Her choice of adversary reflected the second divide in the party, along class lines: Warren and Buttigieg are both favorites of the party’s educated middle and upper-middle class, while both Sanders and Biden are popular among less upscale Democrats — younger ones in Sanders’ case, older ones in Biden’s.

Buttigieg is a ripe target because he has been surging in the Iowa and New Hampshire polls. He also stands in the way of Warren on the class front and Sen. Amy Klobuchar (D-Minn.) on the ideological front. So the moderate Klobuchar targeted Buttigieg, too, while both she and Warren reminded debate watchers that they were the only women onstage.

And, by the way, Andrew Yang earned himself a Cabinet position. Secretary of commerce, maybe?

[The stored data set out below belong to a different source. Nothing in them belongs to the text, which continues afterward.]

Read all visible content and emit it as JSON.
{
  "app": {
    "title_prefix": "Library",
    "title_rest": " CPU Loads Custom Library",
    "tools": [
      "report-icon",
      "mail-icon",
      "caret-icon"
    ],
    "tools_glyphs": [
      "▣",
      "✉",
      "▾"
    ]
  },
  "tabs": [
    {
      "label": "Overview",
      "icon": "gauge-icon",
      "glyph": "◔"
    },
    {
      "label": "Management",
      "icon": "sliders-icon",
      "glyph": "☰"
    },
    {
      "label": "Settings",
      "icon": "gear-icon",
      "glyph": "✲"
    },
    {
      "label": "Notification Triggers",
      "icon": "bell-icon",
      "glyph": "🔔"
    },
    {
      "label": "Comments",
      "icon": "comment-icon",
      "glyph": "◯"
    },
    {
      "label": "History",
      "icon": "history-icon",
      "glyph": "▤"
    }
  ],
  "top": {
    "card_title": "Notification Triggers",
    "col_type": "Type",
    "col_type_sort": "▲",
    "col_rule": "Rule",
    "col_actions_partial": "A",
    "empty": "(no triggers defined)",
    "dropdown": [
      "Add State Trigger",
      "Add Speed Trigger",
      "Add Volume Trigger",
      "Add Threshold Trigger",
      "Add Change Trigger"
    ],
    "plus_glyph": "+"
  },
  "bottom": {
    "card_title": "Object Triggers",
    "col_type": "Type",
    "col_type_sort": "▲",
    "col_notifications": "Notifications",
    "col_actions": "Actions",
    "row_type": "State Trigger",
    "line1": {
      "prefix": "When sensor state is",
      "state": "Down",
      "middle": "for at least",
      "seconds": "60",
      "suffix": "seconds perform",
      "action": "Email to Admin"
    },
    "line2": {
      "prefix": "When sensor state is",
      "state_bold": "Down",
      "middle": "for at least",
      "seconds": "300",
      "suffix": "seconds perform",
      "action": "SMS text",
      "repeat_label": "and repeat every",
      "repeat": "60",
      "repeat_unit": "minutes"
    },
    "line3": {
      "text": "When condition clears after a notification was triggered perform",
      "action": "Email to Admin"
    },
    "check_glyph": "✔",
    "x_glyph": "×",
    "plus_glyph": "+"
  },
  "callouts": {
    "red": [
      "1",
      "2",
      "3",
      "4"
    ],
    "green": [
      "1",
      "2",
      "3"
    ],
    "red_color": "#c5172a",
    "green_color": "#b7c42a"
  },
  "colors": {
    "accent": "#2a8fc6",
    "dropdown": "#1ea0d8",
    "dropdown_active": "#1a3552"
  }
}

What stands out is Biden’s durability, and he helped himself with his best debate performance to date. He will stay formidable as long as he can maintain his strength among three overlapping groups: moderates, white working-class voters and African Americans. The test would come if he suffered twin defeats in Iowa and New Hampshire.

Thus: The math suggests room for two moderates but only one champion of the left, and this will dictate much of what happens on the Democratic side next year.

As for Republicans, they are stuck with Trump. And, to their shame, even politicians who know how profoundly flawed he is will have to keep pretending they like him.